Two quick observations:
- Subsampling will speed things up significantly. Using max_samples=0.2 means each tree is trained on just 20% of the data. That can cut runtime by roughly a factor of 5 compared to using the full dataset.
- You can likely reduce max_features even further. For regression trees, max_features=0.3 is a common default (and works well in Random Forests). For classification trees, max_features="sqrt" is standard — and in my experience, "sqrt" also works well for regression in Extra Trees.
You can think of it this way:
Even though "sqrt" evaluates to just 17 features (out of 300), you’ll be training at least 100 trees. Across the full ensemble, you’ll still be using a large portion of the feature set. And if you increase the number of trees to 300 or more, you’ll likely end up using more features overall than you would by using your current method.
Also, keep in mind that max_features only limits the number of features per split, not per tree. So you’re still building trees that explore a wide range of features, just more efficiently. You’re almost certainly using more features more often than with a static manual subset.
So:
- Reducing from 300 to 17 features per split gives nearly a 20× speedup at the split level.
- Combined with subsampling, you could see a huge boost in training speed — possibly 100× faster, depending on your settings.
Literally, you could run this and come back in an hour instead of waiting 5 days!

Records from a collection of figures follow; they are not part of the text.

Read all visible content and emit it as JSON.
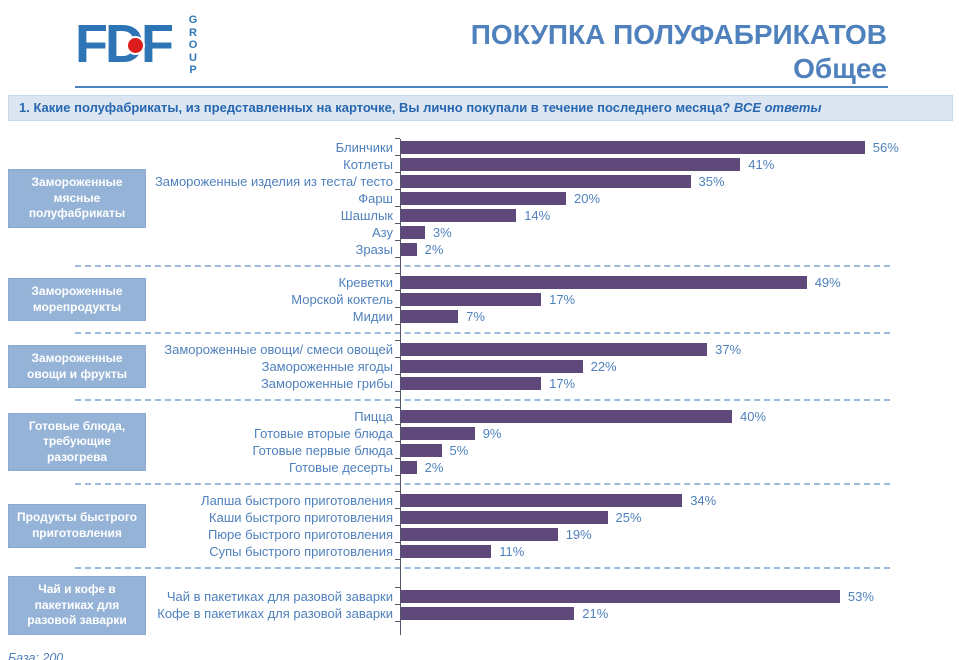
{
  "header": {
    "logo_text": "FDF",
    "logo_vertical_text": "GROUP",
    "title_line1": "ПОКУПКА ПОЛУФАБРИКАТОВ",
    "title_line2": "Общее"
  },
  "question": {
    "text": "1. Какие полуфабрикаты,  из представленных  на карточке, Вы лично покупали в  течение последнего месяца? ",
    "emphasis": "ВСЕ ответы"
  },
  "footer": {
    "base_label": "База: 200"
  },
  "colors": {
    "title_blue": "#4F81BD",
    "bar_purple": "#5F497A",
    "category_box_blue": "#95B3D7",
    "question_bg": "#DCE6F2",
    "logo_blue": "#2E75B6",
    "logo_dot_red": "#DD1D1D"
  },
  "chart_data": {
    "type": "bar",
    "orientation": "horizontal",
    "unit": "%",
    "xlim": [
      0,
      59
    ],
    "grid": false,
    "value_labels": "outside-end",
    "groups": [
      {
        "category": "Замороженные мясные полуфабрикаты",
        "items": [
          {
            "label": "Блинчики",
            "value": 56
          },
          {
            "label": "Котлеты",
            "value": 41
          },
          {
            "label": "Замороженные изделия из теста/ тесто",
            "value": 35
          },
          {
            "label": "Фарш",
            "value": 20
          },
          {
            "label": "Шашлык",
            "value": 14
          },
          {
            "label": "Азу",
            "value": 3
          },
          {
            "label": "Зразы",
            "value": 2
          }
        ]
      },
      {
        "category": "Замороженные морепродукты",
        "items": [
          {
            "label": "Креветки",
            "value": 49
          },
          {
            "label": "Морской коктель",
            "value": 17
          },
          {
            "label": "Мидии",
            "value": 7
          }
        ]
      },
      {
        "category": "Замороженные овощи и фрукты",
        "items": [
          {
            "label": "Замороженные овощи/ смеси овощей",
            "value": 37
          },
          {
            "label": "Замороженные ягоды",
            "value": 22
          },
          {
            "label": "Замороженные грибы",
            "value": 17
          }
        ]
      },
      {
        "category": "Готовые блюда, требующие разогрева",
        "items": [
          {
            "label": "Пицца",
            "value": 40
          },
          {
            "label": "Готовые вторые блюда",
            "value": 9
          },
          {
            "label": "Готовые первые блюда",
            "value": 5
          },
          {
            "label": "Готовые десерты",
            "value": 2
          }
        ]
      },
      {
        "category": "Продукты быстрого приготовления",
        "items": [
          {
            "label": "Лапша быстрого приготовления",
            "value": 34
          },
          {
            "label": "Каши быстрого приготовления",
            "value": 25
          },
          {
            "label": "Пюре быстрого приготовления",
            "value": 19
          },
          {
            "label": "Супы быстрого приготовления",
            "value": 11
          }
        ]
      },
      {
        "category": "Чай и кофе в пакетиках для разовой заварки",
        "items": [
          {
            "label": "Чай в пакетиках для разовой заварки",
            "value": 53
          },
          {
            "label": "Кофе в пакетиках для разовой заварки",
            "value": 21
          }
        ]
      }
    ]
  }
}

In practice, you could run a grid search to tune max_samples and max_features. But if that’s too time-consuming, I’d suggest starting with:
- max_features="sqrt"
- A small grid search on max_samples, such as:max_samples=0.2, max_samples=0.5, and max_samples=0.7
This setup should run quickly and still perform just as well.
And when using a large number of estimators (n_estimators=300+), these changes may be essential to finishing your runs in a reasonable time.